Beetroot is a great addition to the Christmas menu to support overall-health. The beetroot plus other winter vegetables in this soup combine well into a rich and warming dish but prepare ahead so on those days where you’re cold and straight back from a long walk or simply busy , it is ready to eat without any effort.
- Beetroot – in addition to the well reported nitrous-oxide properties, beetroot is high in phytonutrients, including glutathione pre-cursors, that support detoxification pathways in the liver which are taxed when alcohol is consumed. It also supports bile production via its high betaine content which is essential for proper fat absorption.
- Broccoli – cruciferous vegatables such as broccoli are high in sulphorophanes that are vital for phase II liver detoxification.
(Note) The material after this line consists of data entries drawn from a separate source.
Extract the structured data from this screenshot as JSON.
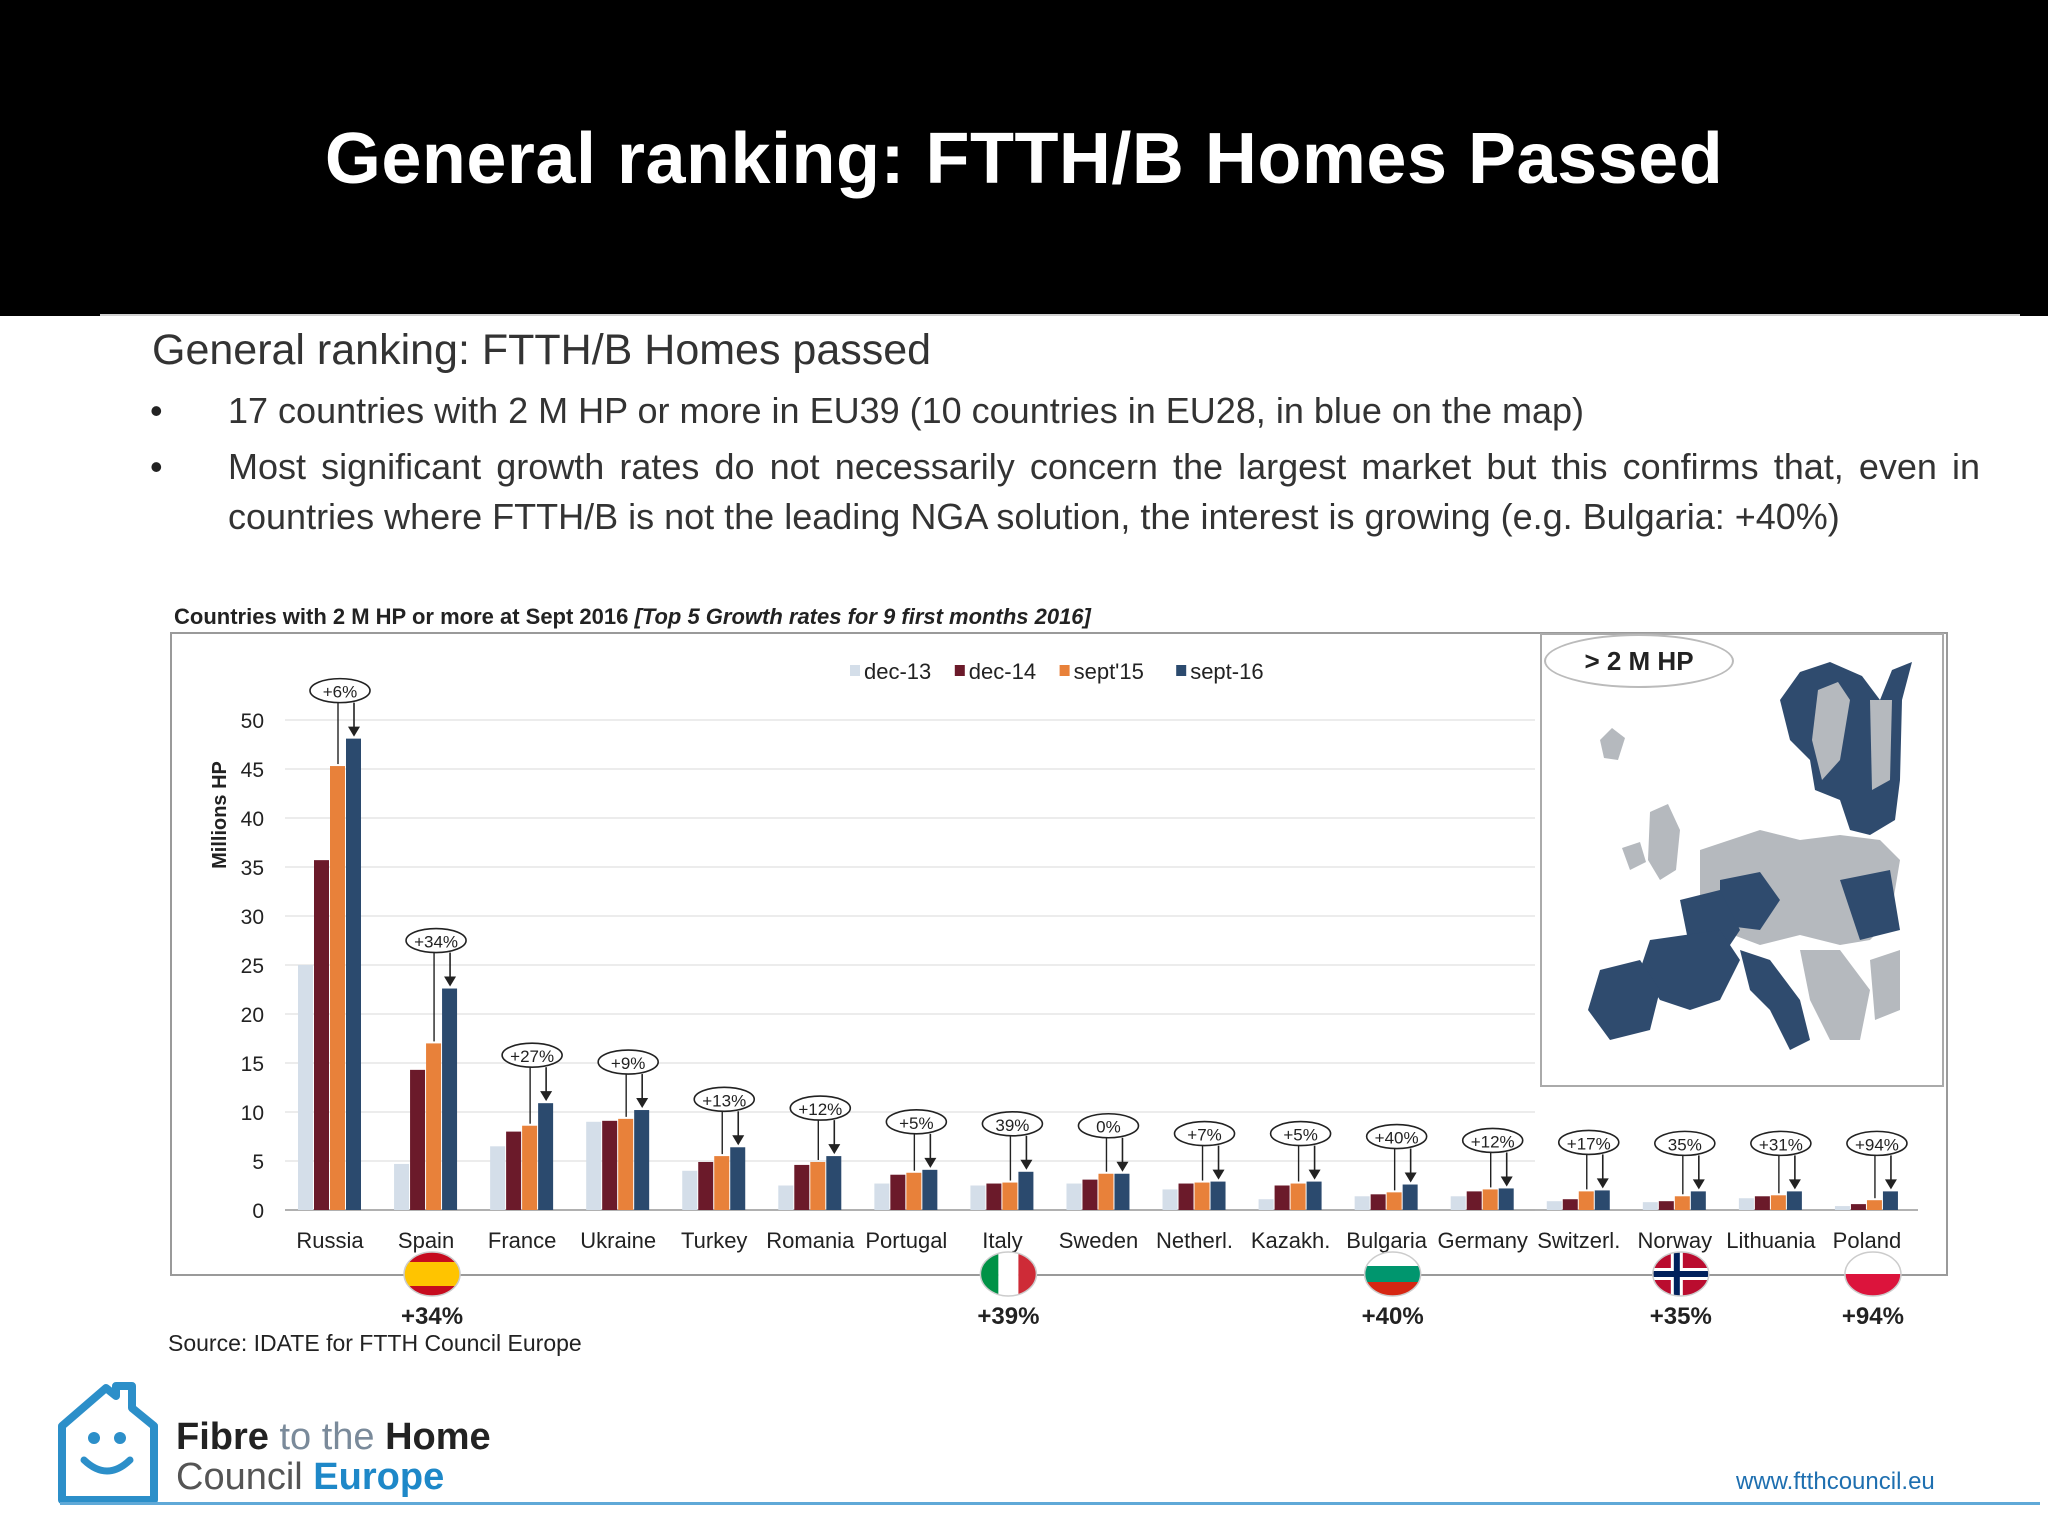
{
  "slide": {
    "title": "General ranking: FTTH/B Homes Passed",
    "heading": "General ranking: FTTH/B Homes passed",
    "bullets": [
      "17 countries with 2 M HP or more in EU39 (10 countries in EU28, in blue on the map)",
      "Most significant growth rates do not necessarily concern the largest market but this confirms that, even in countries where FTTH/B is not the leading NGA solution, the interest is growing (e.g. Bulgaria: +40%)"
    ],
    "bullet_symbol": "•",
    "source": "Source: IDATE for FTTH Council Europe",
    "map_label": "> 2 M HP",
    "logo": {
      "line1_a": "Fibre",
      "line1_b": "to the",
      "line1_c": "Home",
      "line2_a": "Council",
      "line2_b": "Europe"
    },
    "website": "www.ftthcouncil.eu"
  },
  "chart_data": {
    "type": "bar",
    "title": "Countries with 2 M HP or more at Sept 2016",
    "subtitle": "[Top 5 Growth rates for 9 first months 2016]",
    "ylabel": "Millions HP",
    "ylim": [
      0,
      50
    ],
    "yticks": [
      0,
      5,
      10,
      15,
      20,
      25,
      30,
      35,
      40,
      45,
      50
    ],
    "legend_position": "top-center",
    "categories": [
      "Russia",
      "Spain",
      "France",
      "Ukraine",
      "Turkey",
      "Romania",
      "Portugal",
      "Italy",
      "Sweden",
      "Netherl.",
      "Kazakh.",
      "Bulgaria",
      "Germany",
      "Switzerl.",
      "Norway",
      "Lithuania",
      "Poland"
    ],
    "series": [
      {
        "name": "dec-13",
        "color": "#d4dee9",
        "values": [
          25,
          4.7,
          6.5,
          9,
          4,
          2.5,
          2.7,
          2.5,
          2.7,
          2.1,
          1.1,
          1.4,
          1.4,
          0.9,
          0.8,
          1.2,
          0.4
        ]
      },
      {
        "name": "dec-14",
        "color": "#6b1a2a",
        "values": [
          35.7,
          14.3,
          8,
          9.1,
          4.9,
          4.6,
          3.6,
          2.7,
          3.1,
          2.7,
          2.5,
          1.6,
          1.9,
          1.1,
          0.9,
          1.4,
          0.6
        ]
      },
      {
        "name": "sept'15",
        "color": "#e8813a",
        "values": [
          45.3,
          17,
          8.6,
          9.3,
          5.5,
          4.9,
          3.8,
          2.8,
          3.7,
          2.8,
          2.7,
          1.8,
          2.1,
          1.9,
          1.4,
          1.5,
          1.0
        ]
      },
      {
        "name": "sept-16",
        "color": "#2b4a6e",
        "values": [
          48.1,
          22.6,
          10.9,
          10.2,
          6.4,
          5.5,
          4.1,
          3.9,
          3.7,
          2.9,
          2.9,
          2.6,
          2.2,
          2.0,
          1.9,
          1.9,
          1.9
        ]
      }
    ],
    "growth_labels": [
      "+6%",
      "+34%",
      "+27%",
      "+9%",
      "+13%",
      "+12%",
      "+5%",
      "39%",
      "0%",
      "+7%",
      "+5%",
      "+40%",
      "+12%",
      "+17%",
      "35%",
      "+31%",
      "+94%"
    ],
    "top5": [
      {
        "country": "Spain",
        "label": "+34%",
        "flag": "spain"
      },
      {
        "country": "Italy",
        "label": "+39%",
        "flag": "italy"
      },
      {
        "country": "Bulgaria",
        "label": "+40%",
        "flag": "bulgaria"
      },
      {
        "country": "Norway",
        "label": "+35%",
        "flag": "norway"
      },
      {
        "country": "Poland",
        "label": "+94%",
        "flag": "poland"
      }
    ]
  }
}
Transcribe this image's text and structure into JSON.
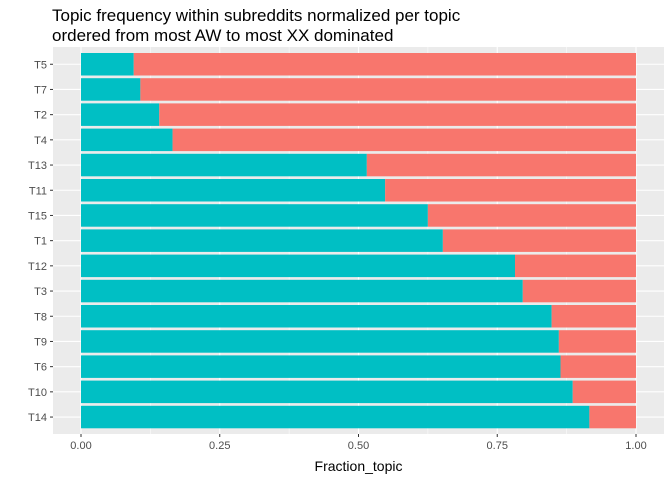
{
  "chart_data": {
    "type": "bar",
    "orientation": "horizontal",
    "stacked": true,
    "title": "Topic frequency within subreddits normalized per topic",
    "subtitle": "ordered from most AW to most XX dominated",
    "xlabel": "Fraction_topic",
    "ylabel": "",
    "xlim": [
      0,
      1
    ],
    "xticks": [
      "0.00",
      "0.25",
      "0.50",
      "0.75",
      "1.00"
    ],
    "grid": true,
    "legend": "none",
    "categories": [
      "T5",
      "T7",
      "T2",
      "T4",
      "T13",
      "T11",
      "T15",
      "T1",
      "T12",
      "T3",
      "T8",
      "T9",
      "T6",
      "T10",
      "T14"
    ],
    "series": [
      {
        "color": "#00BFC4",
        "values": [
          0.095,
          0.107,
          0.141,
          0.165,
          0.515,
          0.548,
          0.625,
          0.652,
          0.782,
          0.796,
          0.848,
          0.861,
          0.864,
          0.886,
          0.916
        ]
      },
      {
        "color": "#F8766D",
        "values": [
          0.905,
          0.893,
          0.859,
          0.835,
          0.485,
          0.452,
          0.375,
          0.348,
          0.218,
          0.204,
          0.152,
          0.139,
          0.136,
          0.114,
          0.084
        ]
      }
    ],
    "panel_background": "#EBEBEB",
    "gridline_color": "#FFFFFF"
  }
}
- Garlic and onions – also high in sulphur containing compounds (like broccoli), both garlic and onions are well-researched anti-oxidant, anti-inflammatory and has cardio-vascular protective properties all of which will support a quick recovery after an over-indulegence the night before. Remember you can vary types of onion and garlic bought to increase your natural food diversity which has been shown to be really important to encourage a healthy gut microbiome.
- Cumin, coriander and other herbs you may add have anti-inflammatory and blood sugar regulating properties which are other areas to support the day after.
Recipe
Christmas Detox Support Soup
Notes: You can cook this soup in larger quantities and freeze in batches so you only need to take out what is needed for the next day. You can of course consume this soup without an over-indulgence the night before! It is high in anti-oxidants, fibre and other phytonutrients that support overall health as well as filling you up 🙂
You could add additional protein eg top with left over chicken or fish, if you’ve been training or just need/want that extra body to your soup.
Ingredients:
- 300g cooked beetroot (use fresh, roast whole then peel).
- 4 tablespoons of olive oil or ghee.
- 4 cloves of garlic, finely chopped.
- 1 large thumbnail of ginger, grated.
- 1 chopped onion (red or white).
- 2 stalks of celery – chopped
- 1 head of broccoli, chopped into small florets for quick cooking.
- 1 tin coconut milk (organic).
- Herbs to taste – I used cumin and coriander – 1 heaped tsp of each.
- OPTIONAL EXTRA: organic already cooked chicken for added protein.
- Sea salt and pepper to taste
- Crushed walnuts to serve and optional desertspoon of full fat greek yogurt (or dairy-free alternative).
Method:
- Roast the beetroot ready in advance. You can do this the night before. When ready peel it and roughly chop.
- Sauté the chopped garlic, ginger and onion in the olive oil or ghee – you can use half and half if you wish as ghee has a strong flavour – about 4-5 mins.
- Add the chopped celery and sauté again on a low heat for another 4-5 mins.
- Add beetroot, cumin and coriander and stir on a medium heat for 2-3 minutes.
- Add the broccoli and stir well.
- Add the tin of coconut milk, refill the tin with filtered water and add too. If you have bone broth you could use this instead of filtered water.
- Bring to the boil and simmer for 10-15 minutes.
- Blitz to desired consistency in food mixer or hand-held whizzer.
- Taste and add salt and pepper as needed – stir and recheck the taste.
- Let cool if freezing and freeze in batches.
- Top with chopped walnuts and a little greek yoghurt or equivalent when eating.